Refactor signaling of value changes (less generic, more explicit)
Goal is to simplify SessionItem
/SessionModel
structure.
If a value is changed (let's say the height of a cylinder), this is notified by the height-containing sub-item, and its name ("height") will be delivered for identification. This can't be followed by any tool (because of the textual definition of the property - same as for read/write access).
This shall be changed to a) less signals and b) named signals.
Example:
Before a recent refactoring (in the context of RealDataItem
), the "name"-property of an instrument signaled its change itself, overhanding its property name, which is "name". To listen to this change, a potential receiver had to step down in the instrument's sub-item hierarchy, find the child property "name", and connect to this signal.

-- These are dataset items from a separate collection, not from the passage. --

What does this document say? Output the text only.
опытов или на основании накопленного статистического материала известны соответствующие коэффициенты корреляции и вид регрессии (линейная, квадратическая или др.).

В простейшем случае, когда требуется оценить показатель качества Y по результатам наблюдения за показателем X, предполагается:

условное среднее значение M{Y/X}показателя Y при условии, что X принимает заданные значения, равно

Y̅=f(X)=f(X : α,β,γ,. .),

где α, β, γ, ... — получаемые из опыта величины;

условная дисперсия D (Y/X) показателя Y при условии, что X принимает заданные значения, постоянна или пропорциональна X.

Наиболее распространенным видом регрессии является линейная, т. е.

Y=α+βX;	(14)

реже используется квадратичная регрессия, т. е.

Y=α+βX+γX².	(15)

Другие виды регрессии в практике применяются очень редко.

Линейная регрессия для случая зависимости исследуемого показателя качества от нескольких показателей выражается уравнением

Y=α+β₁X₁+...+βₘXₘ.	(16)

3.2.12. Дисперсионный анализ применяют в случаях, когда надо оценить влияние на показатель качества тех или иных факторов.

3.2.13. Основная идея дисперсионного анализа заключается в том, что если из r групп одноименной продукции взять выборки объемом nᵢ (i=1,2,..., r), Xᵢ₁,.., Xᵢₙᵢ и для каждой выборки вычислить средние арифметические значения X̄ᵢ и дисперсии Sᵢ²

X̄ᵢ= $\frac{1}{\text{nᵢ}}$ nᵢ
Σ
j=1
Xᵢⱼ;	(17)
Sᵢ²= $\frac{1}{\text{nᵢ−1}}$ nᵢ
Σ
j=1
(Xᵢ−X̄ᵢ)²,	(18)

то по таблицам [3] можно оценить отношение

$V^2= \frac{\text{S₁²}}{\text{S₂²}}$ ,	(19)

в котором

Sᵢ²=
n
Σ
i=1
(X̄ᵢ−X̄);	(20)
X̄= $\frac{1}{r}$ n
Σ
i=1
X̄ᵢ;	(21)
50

Or it can connect to a higher level item, listen on child signals, check whether the child is "name", then react.
All this shows that it is very complicated to ever know who is listening, and whether this listener expects a certain hierarchy and name. By searching for a listener who checks for "name", many false hits will be given, since "name" is used everywhere, not only in instruments.
For the given example, this has been refactored to:
InstrumentModel
{
// ...
signals:
void instrumentNameChanged(const InstrumentItem* instrument);
}
By this,
a) every listener can be localized very easily. The knowledge of any hierarchy or property naming is obsolete. Compilers can track usage.
b) signals are clearly named and understandable
c) the amount of signals is reduced, since not every potential signal is used at all.
This has to be done for
-
Material items -
Sample items -
Instrument items -
Job items -
Real data items
Tips for refactoring
Find all SessionItem based signaling of the item in question. This can be done e.g. by making SessionItem::mapper()
private and check the compiler errors. Or the item can be derived as private from SessionItem
, again check the compiler errors. Or just find where a call to the mapper()
takes place.
After finding the location, find out what shall be achieved by the signal. Then find a way to implement it in a different way. Either by Qt signals or by rewriting the code to eliminate the need for signaling at all.
A small refactoring of this kind you can see in !682 (merged). There are not too many changes, so the modifications are quite visible.
Example 1:
JobItem::JobItem()
{
// ...
mapper()->setOnPropertyChange([this](const QString& name) {
if (SessionItem::isItemNamePropertyName(name))
updateIntensityDataFileName();
});
}
The aim of this code: If the job name changes, the filename of contained intensity data has to be updated.
Replacement: This filename is only used when saving the project document. Therefore it would be sufficient to call
updateIntensityDataFileName();
when saving a project. No signal is necessary at all for this.
Example 2:
JobItem::JobItem()
{
// ...
mapper()->setOnChildPropertyChange([this](SessionItem* item, const QString& name) {
if (item->parent() == this && dynamic_cast<DataItem*>(item)
&& DataItem::isAxesUnitsPropertyName(name))
dynamic_cast<DataItem*>(item)->updateCoords(instrumentItem());
});
}
The aim of this code: React to changes in a DataItem's axis. It is very likely that this kind of change can only be done by some UI. Find the relevant UI, and from there trigger the call to 'updateCoords()'.
Example 3:
m_item->mapper()->setOnItemDestroy([this]() { m_item = nullptr; }, this);
Calls like this check for the lifetime of other elements. Usually this can be eliminated by an object dependency or object ownership redesign.